There are several types of accounts that can help you save for a child’s future with pros and cons to each one.

  • Children’s Savings Account – An easy start is to open a kid’s savings account so funds will be separated for them over time and they can help contribute as they get older. Verve’s Kids’ Savings Account only needs a $5 deposit to open (that Verve will match!) and can be linked to your accounts to easily transfer funds.
  • Custodial Account – This account lets you save money for kids without them having access until you’re ready and falls under the Uniform Transfer to Minors Act (UTMA). It doesn’t come with tax benefits, but it can be used for things other than education expenses.
  • 529 Plans – There are two types: one lets you contribute to funds that can be used for future education expenses, while the other is a prepaid tuition plan that locks in current tuition rates for public institutions. Both come with benefits and restrictions, so research which option might be best.
  • Coverdell Education Savings Account (ESA) – This is similar to a 529 Plan, where the money can be withdrawn tax-free for education expenses, but there’s a $2,000 contribution limit per year and fewer tax benefits.


How to Save it

Once you decide where to save the money, you have to figure out how to start filling up the fund.

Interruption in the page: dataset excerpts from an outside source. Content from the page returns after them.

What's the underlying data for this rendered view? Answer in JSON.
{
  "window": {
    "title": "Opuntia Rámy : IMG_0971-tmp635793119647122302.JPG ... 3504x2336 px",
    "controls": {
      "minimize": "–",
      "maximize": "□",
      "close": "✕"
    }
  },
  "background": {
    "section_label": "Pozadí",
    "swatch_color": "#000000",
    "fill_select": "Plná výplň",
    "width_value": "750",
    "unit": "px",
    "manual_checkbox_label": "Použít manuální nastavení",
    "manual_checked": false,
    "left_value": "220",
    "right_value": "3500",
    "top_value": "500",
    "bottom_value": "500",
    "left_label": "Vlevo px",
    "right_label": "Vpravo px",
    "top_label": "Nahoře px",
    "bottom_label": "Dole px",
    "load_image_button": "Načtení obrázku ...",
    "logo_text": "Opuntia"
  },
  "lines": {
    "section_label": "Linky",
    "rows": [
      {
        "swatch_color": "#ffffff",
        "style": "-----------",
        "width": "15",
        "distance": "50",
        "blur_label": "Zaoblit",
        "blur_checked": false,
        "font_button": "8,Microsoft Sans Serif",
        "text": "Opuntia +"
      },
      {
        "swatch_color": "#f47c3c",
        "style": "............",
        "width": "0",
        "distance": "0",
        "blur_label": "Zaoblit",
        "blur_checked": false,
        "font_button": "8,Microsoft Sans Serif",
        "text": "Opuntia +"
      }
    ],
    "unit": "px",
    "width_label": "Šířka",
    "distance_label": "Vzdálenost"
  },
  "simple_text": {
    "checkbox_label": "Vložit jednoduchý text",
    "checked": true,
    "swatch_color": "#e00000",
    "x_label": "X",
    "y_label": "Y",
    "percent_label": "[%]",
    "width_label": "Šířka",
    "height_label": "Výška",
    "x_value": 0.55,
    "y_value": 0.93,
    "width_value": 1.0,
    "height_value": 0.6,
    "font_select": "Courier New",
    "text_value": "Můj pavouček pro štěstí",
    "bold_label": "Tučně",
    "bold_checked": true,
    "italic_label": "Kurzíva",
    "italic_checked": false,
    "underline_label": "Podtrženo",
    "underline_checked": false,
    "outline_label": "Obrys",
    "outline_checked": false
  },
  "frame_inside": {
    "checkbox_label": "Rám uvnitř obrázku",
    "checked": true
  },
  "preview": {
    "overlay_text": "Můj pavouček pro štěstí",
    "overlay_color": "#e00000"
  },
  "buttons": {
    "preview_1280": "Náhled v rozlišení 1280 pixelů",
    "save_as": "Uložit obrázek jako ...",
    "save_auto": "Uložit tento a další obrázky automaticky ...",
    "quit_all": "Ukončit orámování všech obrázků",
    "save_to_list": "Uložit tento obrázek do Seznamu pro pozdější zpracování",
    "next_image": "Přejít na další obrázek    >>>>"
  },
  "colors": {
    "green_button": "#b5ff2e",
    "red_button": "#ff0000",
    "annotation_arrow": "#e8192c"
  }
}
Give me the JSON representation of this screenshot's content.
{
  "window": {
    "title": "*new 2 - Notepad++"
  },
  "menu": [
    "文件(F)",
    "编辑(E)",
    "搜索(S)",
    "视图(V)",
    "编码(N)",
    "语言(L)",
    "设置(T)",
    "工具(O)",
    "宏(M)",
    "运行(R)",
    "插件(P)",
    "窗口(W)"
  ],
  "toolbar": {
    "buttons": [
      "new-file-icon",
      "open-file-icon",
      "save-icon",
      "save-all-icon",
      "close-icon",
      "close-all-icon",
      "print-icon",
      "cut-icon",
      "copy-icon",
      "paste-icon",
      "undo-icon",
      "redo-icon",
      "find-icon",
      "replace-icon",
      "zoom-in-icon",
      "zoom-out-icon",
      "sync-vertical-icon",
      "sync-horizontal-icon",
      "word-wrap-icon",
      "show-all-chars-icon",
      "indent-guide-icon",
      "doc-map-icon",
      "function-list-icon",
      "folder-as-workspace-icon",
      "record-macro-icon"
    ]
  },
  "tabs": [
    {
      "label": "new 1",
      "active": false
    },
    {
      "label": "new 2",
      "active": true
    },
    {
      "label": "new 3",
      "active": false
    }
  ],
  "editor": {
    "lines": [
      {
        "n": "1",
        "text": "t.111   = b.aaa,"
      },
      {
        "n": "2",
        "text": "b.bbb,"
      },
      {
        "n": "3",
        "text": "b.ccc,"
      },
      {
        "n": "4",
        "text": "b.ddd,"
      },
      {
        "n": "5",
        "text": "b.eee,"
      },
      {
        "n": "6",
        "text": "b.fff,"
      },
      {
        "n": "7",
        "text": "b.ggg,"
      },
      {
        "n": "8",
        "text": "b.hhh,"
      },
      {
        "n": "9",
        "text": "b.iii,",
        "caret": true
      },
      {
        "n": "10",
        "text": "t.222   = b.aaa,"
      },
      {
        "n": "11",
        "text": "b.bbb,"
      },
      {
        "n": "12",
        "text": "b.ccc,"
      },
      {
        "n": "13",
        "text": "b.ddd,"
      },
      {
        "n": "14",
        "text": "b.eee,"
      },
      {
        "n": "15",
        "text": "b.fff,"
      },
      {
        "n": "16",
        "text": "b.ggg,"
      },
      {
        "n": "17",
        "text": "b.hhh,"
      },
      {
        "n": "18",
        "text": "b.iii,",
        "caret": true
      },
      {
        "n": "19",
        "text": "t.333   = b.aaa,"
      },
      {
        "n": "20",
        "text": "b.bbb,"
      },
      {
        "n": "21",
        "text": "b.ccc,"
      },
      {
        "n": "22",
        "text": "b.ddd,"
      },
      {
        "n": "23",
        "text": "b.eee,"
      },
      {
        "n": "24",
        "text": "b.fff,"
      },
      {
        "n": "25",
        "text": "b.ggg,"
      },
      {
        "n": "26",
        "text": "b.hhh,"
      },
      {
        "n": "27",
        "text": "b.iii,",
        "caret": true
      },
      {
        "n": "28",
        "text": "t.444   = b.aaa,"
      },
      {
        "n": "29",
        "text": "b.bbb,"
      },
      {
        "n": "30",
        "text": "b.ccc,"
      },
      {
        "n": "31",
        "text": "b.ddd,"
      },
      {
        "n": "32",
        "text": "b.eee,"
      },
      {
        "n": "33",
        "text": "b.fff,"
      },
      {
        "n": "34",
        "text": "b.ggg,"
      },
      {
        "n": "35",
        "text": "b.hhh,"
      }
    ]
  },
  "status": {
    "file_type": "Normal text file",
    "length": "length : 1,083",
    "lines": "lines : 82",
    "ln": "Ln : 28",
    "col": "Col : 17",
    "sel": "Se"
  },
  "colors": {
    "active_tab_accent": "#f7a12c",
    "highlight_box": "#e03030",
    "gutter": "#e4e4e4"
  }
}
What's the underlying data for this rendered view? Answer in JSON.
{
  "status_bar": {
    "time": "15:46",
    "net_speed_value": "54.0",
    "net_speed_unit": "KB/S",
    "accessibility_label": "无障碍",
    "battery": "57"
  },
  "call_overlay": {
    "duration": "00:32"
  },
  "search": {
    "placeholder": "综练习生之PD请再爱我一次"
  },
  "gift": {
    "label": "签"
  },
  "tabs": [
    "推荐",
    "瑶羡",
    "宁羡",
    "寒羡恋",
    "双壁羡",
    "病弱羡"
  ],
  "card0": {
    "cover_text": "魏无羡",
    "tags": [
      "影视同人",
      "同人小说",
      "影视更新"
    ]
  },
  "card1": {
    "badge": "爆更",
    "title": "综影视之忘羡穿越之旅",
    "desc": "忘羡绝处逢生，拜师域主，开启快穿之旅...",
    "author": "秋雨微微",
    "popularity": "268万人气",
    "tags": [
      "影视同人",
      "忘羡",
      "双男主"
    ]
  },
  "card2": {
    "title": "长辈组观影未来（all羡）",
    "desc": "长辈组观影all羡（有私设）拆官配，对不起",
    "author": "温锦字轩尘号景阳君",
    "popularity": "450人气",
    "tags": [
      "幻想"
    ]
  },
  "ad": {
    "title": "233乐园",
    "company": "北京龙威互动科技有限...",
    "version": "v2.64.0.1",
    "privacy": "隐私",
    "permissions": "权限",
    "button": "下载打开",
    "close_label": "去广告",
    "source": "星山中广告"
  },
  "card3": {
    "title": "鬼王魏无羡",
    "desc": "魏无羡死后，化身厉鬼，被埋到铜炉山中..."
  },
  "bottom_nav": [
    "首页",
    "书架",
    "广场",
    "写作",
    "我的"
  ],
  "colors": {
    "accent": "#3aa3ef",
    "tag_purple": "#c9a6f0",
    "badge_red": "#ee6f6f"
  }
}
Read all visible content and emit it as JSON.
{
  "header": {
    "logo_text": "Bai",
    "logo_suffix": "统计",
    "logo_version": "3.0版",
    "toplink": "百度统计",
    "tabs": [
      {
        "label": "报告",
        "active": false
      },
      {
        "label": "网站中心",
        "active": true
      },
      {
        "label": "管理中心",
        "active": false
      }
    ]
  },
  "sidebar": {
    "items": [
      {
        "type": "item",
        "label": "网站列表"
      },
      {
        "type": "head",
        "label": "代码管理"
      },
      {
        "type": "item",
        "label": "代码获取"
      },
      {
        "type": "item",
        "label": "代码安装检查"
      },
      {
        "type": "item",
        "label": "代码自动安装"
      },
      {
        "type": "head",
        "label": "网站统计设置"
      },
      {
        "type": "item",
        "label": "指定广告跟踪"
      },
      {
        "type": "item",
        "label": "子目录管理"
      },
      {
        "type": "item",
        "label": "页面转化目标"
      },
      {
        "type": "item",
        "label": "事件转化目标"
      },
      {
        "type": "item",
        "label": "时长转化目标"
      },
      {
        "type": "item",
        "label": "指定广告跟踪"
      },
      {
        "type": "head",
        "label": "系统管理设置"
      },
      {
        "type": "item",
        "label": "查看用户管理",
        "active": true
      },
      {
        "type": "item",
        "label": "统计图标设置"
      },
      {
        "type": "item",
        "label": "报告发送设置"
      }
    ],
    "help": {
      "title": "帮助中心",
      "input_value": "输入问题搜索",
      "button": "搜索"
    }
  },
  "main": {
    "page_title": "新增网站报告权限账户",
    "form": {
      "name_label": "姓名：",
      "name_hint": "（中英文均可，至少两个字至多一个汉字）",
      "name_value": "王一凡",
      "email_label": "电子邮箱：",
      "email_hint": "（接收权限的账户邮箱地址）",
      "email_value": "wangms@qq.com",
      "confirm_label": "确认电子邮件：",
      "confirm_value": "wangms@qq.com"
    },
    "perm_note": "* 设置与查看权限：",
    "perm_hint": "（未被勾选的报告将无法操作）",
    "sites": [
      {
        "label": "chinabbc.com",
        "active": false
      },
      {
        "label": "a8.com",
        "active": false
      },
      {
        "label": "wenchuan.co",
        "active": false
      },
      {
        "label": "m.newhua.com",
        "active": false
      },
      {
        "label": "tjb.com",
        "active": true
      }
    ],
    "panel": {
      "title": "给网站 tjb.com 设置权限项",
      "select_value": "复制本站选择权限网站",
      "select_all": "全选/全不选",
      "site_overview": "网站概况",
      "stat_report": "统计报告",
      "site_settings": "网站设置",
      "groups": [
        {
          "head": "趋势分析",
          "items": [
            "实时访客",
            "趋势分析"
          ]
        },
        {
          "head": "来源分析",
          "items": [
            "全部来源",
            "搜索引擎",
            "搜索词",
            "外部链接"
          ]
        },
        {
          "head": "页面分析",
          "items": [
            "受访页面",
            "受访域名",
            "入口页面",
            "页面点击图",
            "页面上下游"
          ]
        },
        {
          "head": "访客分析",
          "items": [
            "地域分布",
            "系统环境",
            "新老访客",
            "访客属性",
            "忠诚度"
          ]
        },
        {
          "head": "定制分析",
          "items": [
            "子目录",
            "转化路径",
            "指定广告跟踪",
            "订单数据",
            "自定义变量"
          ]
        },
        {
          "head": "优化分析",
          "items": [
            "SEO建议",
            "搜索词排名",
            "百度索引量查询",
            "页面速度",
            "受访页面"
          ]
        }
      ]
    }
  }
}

  • $1 per week per age – This easy-to-remember savings plan can help you save $7,976 from the time the child is born to when they turn 18. The idea is to set aside an amount per week equal to the child’s age. So, each week from the week the baby is born to her first birthday, you set aside $1. For the next year, you set aside $2 each week, and so on up to $18 per week (or longer!). If you put the money in an interest-earning account, it can grow even larger! (Plus, you can set up automatic transfers to savings so you don’t forget.)
  • 52-week money challenge – This is a simple way to build any savings account that can just be restarted each year. The first week of the year (or after a baby is born) you set aside $1, then the next week $2, then the third week $3…all the way to the last week of the year (or right before baby’s first birthday) you set aside $52. At the end of one year you’ll have $1,378, and after 18 years you’ll have a whopping $24,804!
  • Other tips and tricks
    • Add a feature like Verve’s Round Up to your account to transfer any change from purchases directly to savings. If you buy something that costs $5.52, then the $.48 to round up to the nearest dollar goes into savings.
    • Kids go through clothes, toys and other gear pretty quickly and sometimes with very little wear and tear. Sell those items through Facebook Marketplace, Craigslist or through consignment stores and then add the cash to the savings account.
    • There may be other credits and benefits that can help you get money back for having kids, like the Child Tax Credit. If your other expenses are already covered, drop this money into the child’s account for the future.